Reed Alexander's Horror Review of 'Land Shark' (2017)
'Jabberjaws: The Revenge'
I was scrolling through Tubi which has a multitude of cheese movies and came across one entitled Land Shark. Apparently, my wife had seen this hot mess before and suggested it as a potential good-bad movie. I have to tell you, it did not disappoint. In the category of "So Bad It's Good" I'd place this gem along side the original Carnosaur. Of course, Carnosaur didn't have CGI to work with, so mostly all they had was a green screen and a dinosaur hand puppet. Land Shark doesn't leave out the hand puppet but I really wished they'd leaned on the practical FX more than CGI.
Let's talk acting. This movie might as well be a porno, the acting is so damn bad. I mean, at any point you expect the actors to just strip and start fucking. I give them plenty of credit, though, they didn't get obnoxiously sexploitative. They set you up with the proper expectation though. The first couple lines in the movie sound like they're written by a toddler. It lets you know what to expect—that, plus the FX are completely disarming. You can't help but giggle.
The plot is just fantastic. I can't go too deep into it without spoilers, but the point is that Jabberjaws here is genetically modified. They don't stop there—it's completely over the top. Of course, this movie is competing with Three Headed Shark and Sharknado, so it has to be pretty over the top.
No atmosphere to speak of. I guess stage lighting and lens filters weren't in the budget. But you really can't expect much out of this movie.
If you're looking for a good ol' silly time with a Good-Bad horror movie, this is a good one. It's fun, it's silly, it's riff worthy. Give it a shot.
So Jabberjaws is being mutated by genetic experiments to walk on land. I really wanted it to be paddling along on its tail fin tips. I guess they thought that might be a little too silly so it kinda just crawls along on its belly like a mud skipper. Apparently it can climb, though. Not once, but twice, it manages to get atop something behind the protagonists. I mean, it hops on the roof of a house, for fuck sake. My wife and I almost died laughing.
They had a hard time being consistent with the size of the shark. They clearly had a shark's head prop, a shark hand puppet, and a rubber shark. The shark head prop kinda set the size and they needed to go off that as best they could. Unfortunately, the hand puppet was tiny and they even used it once to grab one actor by the leg (seemingly no larger than his ankle). I mean, it obviously could have just bitten his leg off but the hand puppet and lack of budget just couldn't make that work. Finally, the rubber shark prop used to show the full shark is green screened into the movie appearing to be as small as a dog, or as large as the shark from Jaws. Even with a shit production like this, I feel they could have done better. But it does kinda add to the giggles from time to time.

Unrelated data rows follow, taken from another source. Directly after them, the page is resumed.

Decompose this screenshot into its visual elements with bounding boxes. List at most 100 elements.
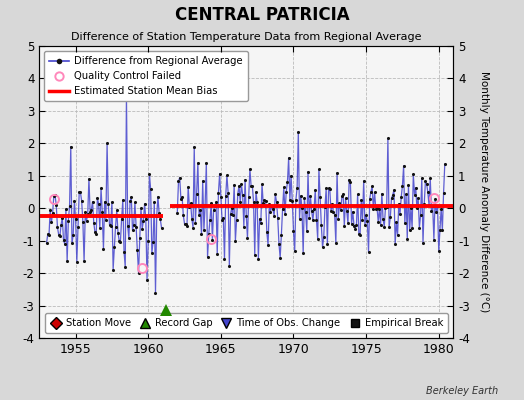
Point xyxy=(378,190,386,197)
Point xyxy=(408,225,416,231)
Point xyxy=(350,223,358,229)
Point xyxy=(190,143,199,150)
Point xyxy=(71,216,80,223)
Point xyxy=(106,223,115,229)
Point xyxy=(148,250,156,256)
Point xyxy=(56,233,64,239)
Point xyxy=(272,198,281,205)
Point xyxy=(182,220,190,227)
Point xyxy=(423,189,432,196)
Point xyxy=(376,222,385,228)
Point xyxy=(237,181,246,188)
Point xyxy=(238,192,247,198)
Point xyxy=(396,211,404,217)
Point xyxy=(183,222,191,229)
Point xyxy=(254,256,263,262)
Point xyxy=(329,209,337,216)
Point xyxy=(225,262,234,269)
Point xyxy=(137,205,145,212)
Point xyxy=(347,221,356,227)
Point xyxy=(204,231,213,237)
Point xyxy=(52,202,60,208)
Point xyxy=(191,219,200,226)
Point xyxy=(109,266,117,273)
Point xyxy=(157,225,166,231)
Point xyxy=(97,185,105,192)
Point xyxy=(355,231,363,237)
Point xyxy=(224,189,232,196)
Point xyxy=(189,224,197,231)
Point xyxy=(236,199,244,206)
Point xyxy=(252,189,260,195)
Point xyxy=(263,229,271,236)
Point xyxy=(124,222,132,229)
Point xyxy=(176,174,184,181)
Point xyxy=(92,231,101,238)
Point xyxy=(139,218,148,224)
Point xyxy=(380,224,388,230)
Point xyxy=(112,224,120,230)
Point xyxy=(302,228,311,234)
Point xyxy=(292,196,300,203)
Point xyxy=(230,182,238,188)
Point xyxy=(387,195,396,201)
Point xyxy=(151,289,160,296)
Point xyxy=(207,200,215,206)
Point xyxy=(290,248,299,254)
Point xyxy=(115,237,123,244)
Point xyxy=(42,240,51,246)
Point xyxy=(343,208,351,214)
Point xyxy=(339,191,347,198)
Point xyxy=(296,216,304,222)
Point xyxy=(315,166,323,173)
Point xyxy=(239,224,248,230)
Point xyxy=(75,188,83,195)
Point xyxy=(253,199,261,206)
Legend: Station Move, Record Gap, Time of Obs. Change, Empirical Break: Station Move, Record Gap, Time of Obs. C… xyxy=(45,313,448,333)
Point xyxy=(47,219,56,226)
Point xyxy=(235,182,243,189)
Text: CENTRAL PATRICIA: CENTRAL PATRICIA xyxy=(174,6,350,24)
Point xyxy=(289,227,298,234)
Point xyxy=(313,236,322,242)
Point xyxy=(437,206,445,212)
Point xyxy=(384,135,392,142)
Point xyxy=(234,190,242,197)
Point xyxy=(103,140,111,146)
Point xyxy=(222,193,230,199)
Point xyxy=(369,206,378,213)
Point xyxy=(283,179,292,186)
Point xyxy=(90,219,98,226)
Point xyxy=(258,181,266,188)
Point xyxy=(270,212,278,219)
Point xyxy=(440,190,448,196)
Point xyxy=(120,248,128,255)
Point xyxy=(325,186,334,192)
Point xyxy=(211,203,219,209)
Point xyxy=(367,188,375,195)
Point xyxy=(336,207,345,214)
Point xyxy=(54,232,63,238)
Point xyxy=(383,204,391,210)
Point xyxy=(433,202,442,209)
Point xyxy=(93,194,102,201)
Point xyxy=(247,183,255,190)
Point xyxy=(386,214,395,221)
Point xyxy=(250,252,259,258)
Point xyxy=(113,207,121,214)
Point xyxy=(413,205,421,212)
Point xyxy=(265,201,274,208)
Point xyxy=(373,204,381,211)
Point xyxy=(266,208,275,215)
Point xyxy=(195,212,203,218)
Point xyxy=(362,212,370,219)
Point xyxy=(300,195,309,201)
Point xyxy=(319,244,327,250)
Point xyxy=(334,216,343,222)
Point xyxy=(345,176,353,183)
Point xyxy=(288,198,297,204)
Point xyxy=(294,129,302,135)
Point xyxy=(117,216,126,222)
Point xyxy=(145,171,154,178)
Point xyxy=(174,178,183,185)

To ruin the plot for you (not that it needs help), the reason the protagonists are genetically modifying sharks is for a weapons project. What mad scientist wouldn't want an army of sharks that can roam about on land?! Even better, the protagonists have to hunt the mutant sharks down with fricken lasers. I was hoping at some point one of the sharks would get hold of a laser and learn how to shoot it. Mutant sharks with lasers would just be an amazing crescendo for this movie. They chose to go in a different direction, instead having the male lead shoot enough modified shark's blood into himself to turn into "manshark." Now we just need a sequel to Land Shark called Man Shark. I'd watch that shit.
But yes. This movie was a hoot. I'm glad my wife recommended it.